The number of minimal surfaces bounded by Enneper's wire

TL;DR

This paper investigates the number of minimal surfaces bounded by Enneper's wire, revealing exactly three such surfaces for certain radii, and solves three open problems from Nitche's 1989 list.

Contribution

It establishes the exact count of minimal surfaces bounded by Enneper's wire for specific radii and characterizes their properties, addressing open questions in minimal surface theory.

Findings

Exactly three minimal surfaces bounded by Enneper's wire for R between 1 and √3.

Two additional minimal surfaces are absolute area minima with specific symmetries.

These surfaces depend continuously on R and have positive second variation of area.

Abstract

Enneper's wire, the image of the circle of radius $R$ under Enneper's surface, bounds exactly three minimal surfaces for $R$ between 1 and $\sqrt 3$, and these three surfaces depend continuously on $R$. The other two surfaces (besides Enneper's surface) are absolute minima of area among disk-type surfaces bounded by Enneper's wire.

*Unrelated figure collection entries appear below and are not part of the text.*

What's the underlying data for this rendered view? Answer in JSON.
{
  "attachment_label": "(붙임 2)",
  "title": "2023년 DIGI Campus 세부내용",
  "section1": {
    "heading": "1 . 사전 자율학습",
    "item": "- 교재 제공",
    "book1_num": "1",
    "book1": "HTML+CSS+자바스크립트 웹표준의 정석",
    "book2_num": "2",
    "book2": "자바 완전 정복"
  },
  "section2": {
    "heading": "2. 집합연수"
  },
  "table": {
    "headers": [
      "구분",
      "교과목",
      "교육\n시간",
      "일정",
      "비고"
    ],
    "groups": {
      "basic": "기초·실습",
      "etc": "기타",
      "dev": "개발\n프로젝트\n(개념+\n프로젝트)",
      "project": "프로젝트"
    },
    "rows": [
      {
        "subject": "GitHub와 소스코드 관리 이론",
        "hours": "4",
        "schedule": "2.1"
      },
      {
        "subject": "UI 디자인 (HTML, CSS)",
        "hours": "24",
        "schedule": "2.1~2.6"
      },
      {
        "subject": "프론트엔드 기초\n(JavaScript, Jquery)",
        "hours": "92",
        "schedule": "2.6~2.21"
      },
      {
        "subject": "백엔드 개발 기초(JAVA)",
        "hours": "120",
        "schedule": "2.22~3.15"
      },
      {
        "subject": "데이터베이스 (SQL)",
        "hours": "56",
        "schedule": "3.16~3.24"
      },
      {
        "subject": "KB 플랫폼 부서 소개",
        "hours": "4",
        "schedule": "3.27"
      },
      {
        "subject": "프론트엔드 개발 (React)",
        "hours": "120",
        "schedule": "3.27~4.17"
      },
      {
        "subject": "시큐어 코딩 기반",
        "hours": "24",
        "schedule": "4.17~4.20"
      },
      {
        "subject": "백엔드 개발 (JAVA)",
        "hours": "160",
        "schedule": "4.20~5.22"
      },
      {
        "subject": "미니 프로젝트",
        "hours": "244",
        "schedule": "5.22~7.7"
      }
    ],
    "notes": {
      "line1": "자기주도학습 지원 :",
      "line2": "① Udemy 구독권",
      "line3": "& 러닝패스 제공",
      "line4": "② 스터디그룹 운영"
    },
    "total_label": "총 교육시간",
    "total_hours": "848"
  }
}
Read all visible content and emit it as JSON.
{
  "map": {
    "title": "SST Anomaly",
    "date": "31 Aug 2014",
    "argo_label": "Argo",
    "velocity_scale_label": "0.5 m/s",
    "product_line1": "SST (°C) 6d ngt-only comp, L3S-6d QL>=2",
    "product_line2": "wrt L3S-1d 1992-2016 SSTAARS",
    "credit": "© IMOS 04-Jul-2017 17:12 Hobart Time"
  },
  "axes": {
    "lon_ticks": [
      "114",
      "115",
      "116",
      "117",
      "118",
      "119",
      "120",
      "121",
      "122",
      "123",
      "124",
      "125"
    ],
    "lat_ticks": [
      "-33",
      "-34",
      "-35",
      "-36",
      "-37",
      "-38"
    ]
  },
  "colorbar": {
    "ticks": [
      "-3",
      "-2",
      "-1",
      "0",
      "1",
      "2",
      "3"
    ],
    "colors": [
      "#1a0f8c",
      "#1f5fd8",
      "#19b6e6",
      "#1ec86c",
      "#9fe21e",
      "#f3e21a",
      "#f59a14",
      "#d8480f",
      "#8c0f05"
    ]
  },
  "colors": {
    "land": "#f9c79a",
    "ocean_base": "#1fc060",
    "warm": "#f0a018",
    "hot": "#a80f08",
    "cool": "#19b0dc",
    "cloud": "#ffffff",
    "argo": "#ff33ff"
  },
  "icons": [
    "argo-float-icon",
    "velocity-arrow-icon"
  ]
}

These surfaces each have a unique horizontal tangent plane, whose height can be computed from $R$, and they are invariant under reflections in the planes $x_1=0$ and $x_2 = 0$. These two surfaces have positive second variation of area, and depend continuously on $R$. This result solves three open problems from the list in Nitche's 1989 book. Enneper's wire is the only Jordan curve $\Gamma$ bounding more than one minimal surface for which a specific bound on the number of minimal surfaces bounded by $\Gamma$ is known.